Una vita in camice, tra mare e ambulatorio

Su un traghetto con centinaia di passeggeri il medico di bordo è il solo a vestire il camice bianco, unico sanitario a vigilare su una piccola comunità galleggiante. In Italia sono 650 i professionisti aderenti all’Associazione nazionale dei medici di bordo, che esercitano su traghetti e navi da crociera.

Francesco Cannici, medico di bordo ‘supplente’, approfitta di un momento di calma per raccontarsi, mentre la Grimaldi ‘Cruise Roma’ procede lungo la rotta Barcellona-Porto Torres-Civitavecchia.

“Ho iniziato un anno e mezzo fa, con varie compagnie di navigazione – dice il 67enne medico genovese – adesso navigo per 15 giorni consecutivi al mese. Nelle due settimane a terra invece, seguo i miei pazienti in ambulatorio come proctologo”.

Specialista in chirurgia generale e d’urgenza, libero professionista dopo aver lavorato anni all’Ospedale Evangelico e al ‘Galliera’ di Genova, il camice bianco è una sorta di medico di famiglia per l’equipaggio dei traghetti e di medico di guardia che ha in carico fino a duemila e ottocento passeggeri per viaggio.

una sorta di medico di famiglia per l’equipaggio dei traghetti e di medico di guardia che ha in carico fino a duemila passeggeri per viaggio

La prima regola dell’ufficiale medico è sapersela cavare da soli. “Inizio le mie due settimane in mare come si affronta un turno in pronto soccorso. Osservo i passeggeri già da quando salgono a bordo e cerco di individuare da subito possibili criticità”.

Poi ci sono gli imprevisti, quando la radio chiama l’emergenza medica. “Ricordo un autotrasportatore che pensava di poter fermare una porta tagliafuoco con la mano. Sembrava gli fosse scoppiata, ci sono voluti una sessantina di punti per ricomporla”, racconta Cannici.

Tra le situazioni più complicate, il chirurgo ricorda ” un’adolescente sarda svenuta, con 60 di pressione, pallidissima. Ho pensato subito ad un’anemizzazione acuta. Stavamo arrivando ad Olbia e ho chiesto il 118 sulla rampa del traghetto.
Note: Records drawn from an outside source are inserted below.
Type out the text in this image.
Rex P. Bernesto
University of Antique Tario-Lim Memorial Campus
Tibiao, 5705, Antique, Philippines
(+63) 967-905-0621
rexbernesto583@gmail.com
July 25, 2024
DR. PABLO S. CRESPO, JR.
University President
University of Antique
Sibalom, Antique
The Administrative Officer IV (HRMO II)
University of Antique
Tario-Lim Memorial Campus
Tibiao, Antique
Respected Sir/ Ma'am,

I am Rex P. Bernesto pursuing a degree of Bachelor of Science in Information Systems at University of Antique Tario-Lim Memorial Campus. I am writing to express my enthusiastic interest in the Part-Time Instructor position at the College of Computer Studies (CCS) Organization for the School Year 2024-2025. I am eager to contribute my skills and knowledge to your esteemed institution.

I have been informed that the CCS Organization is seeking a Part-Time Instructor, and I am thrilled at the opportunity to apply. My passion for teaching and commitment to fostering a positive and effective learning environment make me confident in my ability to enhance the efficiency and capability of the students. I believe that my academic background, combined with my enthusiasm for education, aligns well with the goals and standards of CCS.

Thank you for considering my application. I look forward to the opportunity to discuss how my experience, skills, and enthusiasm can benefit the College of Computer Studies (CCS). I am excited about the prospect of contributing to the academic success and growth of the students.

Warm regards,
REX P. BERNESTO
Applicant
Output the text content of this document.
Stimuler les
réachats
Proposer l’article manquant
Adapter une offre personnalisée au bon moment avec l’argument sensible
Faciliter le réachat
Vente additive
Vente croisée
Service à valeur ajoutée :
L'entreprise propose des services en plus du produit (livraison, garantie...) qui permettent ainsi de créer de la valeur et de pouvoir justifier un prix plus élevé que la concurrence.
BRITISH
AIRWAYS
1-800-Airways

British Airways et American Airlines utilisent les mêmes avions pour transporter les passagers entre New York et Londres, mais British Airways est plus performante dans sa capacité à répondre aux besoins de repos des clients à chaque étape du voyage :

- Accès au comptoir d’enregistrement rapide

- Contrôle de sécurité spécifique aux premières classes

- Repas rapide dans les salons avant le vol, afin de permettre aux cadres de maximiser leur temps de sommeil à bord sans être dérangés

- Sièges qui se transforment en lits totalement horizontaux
Arrivata in ospedale aveva 4 di emoglobina”.

“In un’altra circostanza – continua a raccontare – eravamo a 20 ore di navigazione da Tangeri e ho dovuto chiamare l’elisoccorso per una donna con una peritonite da sospetta appendicite acuta. Un intervento d’urgenza che è stato essenziale per salvarle la vita”.

Esercitare in mare non è per tutti. Servono “competenza professionale, esperienza e la capacità di valutare con pochi elementi e in tempi molto ridotti”, commenta Francesco Cannici.

Per gli aspiranti medici di bordo, aggiungono dall’associazione di categoria, serve anche una preparazione specifica alle circostanze che impone la navigazione. Perché anche un ottimo medico a terra può rivelarsi un pessimo medico in mezzo al mare.